As you might expect, Roblox put the good news in large print at the top of the company’s fourth-quarter 2022 press release; for the not-so-good news, you’ll have to scroll down and might need a magnifying glass. So, I’ll make things easier for you: in Q4 2022, Roblox’s revenue increased 2% year-over-year, which is nothing to write home about.
Turning to the bottom line (and the fine print), Roblox’s net loss attributable to common stockholders ballooned from $143.3 million in the year-earlier quarter to $289.93 million in 2022’s fourth quarter. During that same time frame, Roblox’s free cash flow turned negative, from $77.28 million to -$37.99 million.
If it’s any consolation, Roblox’s Q4-2022 per-share loss of $0.48 beat the consensus estimate of a per-share loss of $0.51. That’s the company’s first quarterly EPS beat, going back to mid-2021.
Finally, we should take a look at a moneymaking measure that some people might consider to be more important than revenue for Roblox — bookings. During 2022’s fourth quarter, Roblox generated bookings of $899.4 million, up 17% year-over-year and higher than the analyst consensus estimate of $871.2 million.

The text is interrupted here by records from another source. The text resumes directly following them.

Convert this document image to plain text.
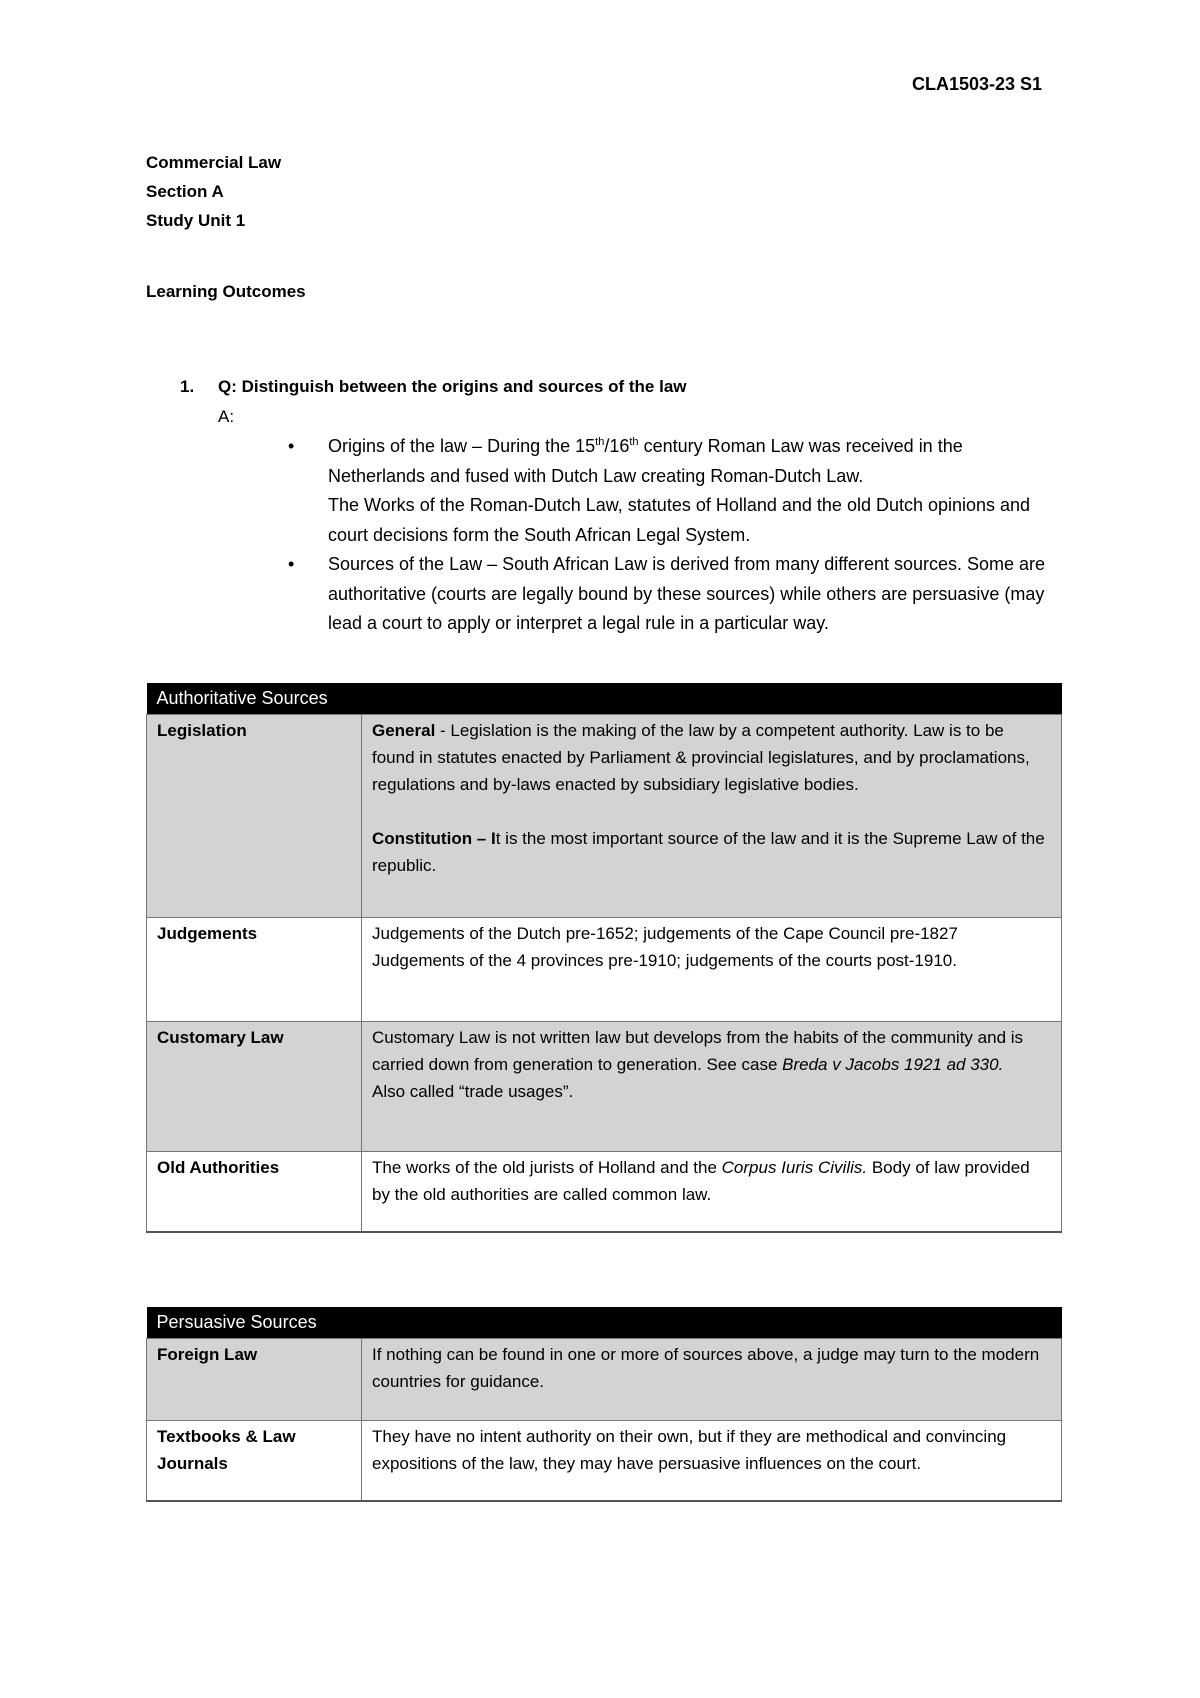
CLA1503-23 S1
Commercial Law
Section A
Study Unit 1
Learning Outcomes
1. Q: Distinguish between the origins and sources of the law
A:
• Origins of the law – During the 15th/16th century Roman Law was received in the Netherlands and fused with Dutch Law creating Roman-Dutch Law.
The Works of the Roman-Dutch Law, statutes of Holland and the old Dutch opinions and court decisions form the South African Legal System.
• Sources of the Law – South African Law is derived from many different sources. Some are authoritative (courts are legally bound by these sources) while others are persuasive (may lead a court to apply or interpret a legal rule in a particular way.
Authoritative Sources	
Legislation	General - Legislation is the making of the law by a competent authority. Law is to be found in statutes enacted by Parliament & provincial legislatures, and by proclamations, regulations and by-laws enacted by subsidiary legislative bodies.
Constitution – It is the most important source of the law and it is the Supreme Law of the republic.
Judgements	Judgements of the Dutch pre-1652; judgements of the Cape Council pre-1827 Judgements of the 4 provinces pre-1910; judgements of the courts post-1910.
Customary Law	Customary Law is not written law but develops from the habits of the community and is carried down from generation to generation. See case Breda v Jacobs 1921 ad 330.
Also called “trade usages”.
Old Authorities	The works of the old jurists of Holland and the Corpus Iuris Civilis. Body of law provided by the old authorities are called common law.
Persuasive Sources	
Foreign Law	If nothing can be found in one or more of sources above, a judge may turn to the modern countries for guidance.
Textbooks & Law Journals	They have no intent authority on their own, but if they are methodical and convincing expositions of the law, they may have persuasive influences on the court.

It’s hard to know what to do with this mixed bag of results. If Roblox’s widening net loss and negative free cash flow are deal-breakers for you, I fully understand. If you’re still undecided, though, then consider Roblox’s bookings improvement as a sign that the company may be able to recover from its post-pandemic-catalyst slump.
Roblox Shows That Its Platform Isn’t Just Child’s Play
Even while Roblox’s quarterly bookings beat the Street’s estimate, the company’s critics may be concerned that children and teenagers will outgrow the Roblox game. To address this concern, CEO Dave Baszucki assured that Roblox is expanding its platform “to encompass people of all ages.”
Without saying it directly, Baszucki made it crystal-clear that he wants to expand Roblox beyond its kids-focused gaming experience. In time, Roblox could morph into a full-fledged metaverse platform for all ages and not just for gamers. Thus, Baszucki hinted at Roblox’s future “expansion into education, into concerts, into communication.”
It’s almost as if the chief executive read the minds of Roblox’s critics and spoke to them directly. Baszucki referred to “older users” as an enormous opportunity for the platform,” and assured that Roblox is “in the middle of aging up.” To support this assertion, the CEO observed that “in January, we saw our 17- through 24 -year-old segment grew at 39% year on year for bookings.”
What will the Roblox platform look like in five or 10 years? Baszucki provided a few clues when he referred to “dynamic heads,” “facial animation,” and “layered clothing.” In other words, Roblox definitely won’t be just child’s play as the company levels up its metaverse-tech game.
Is RBLX Stock a Buy, According to Analysts?
Turning to Wall Street, RBLX stock is a Hold based on eight Buys, six Holds, and four Sell ratings. The average Roblox stock price target is $42.44, implying 8.2% upside potential.
Conclusion: Should You Consider Roblox Stock?
Some traders won’t be willing to overlook Roblox’s financial shortcomings, and that’s fine. RBLX stock isn’t right for everyone, but it might appeal to some gaming gurus and metaverse mavens.
Ultimately, it’s a question of whether you’re on board with Baszucki’s vision for a platform that’s likely to become more sophisticated — more “grown-up,” if you will — in the coming years. If so, then you can definitely consider a moderately-sized, multi-year holding in Roblox stock.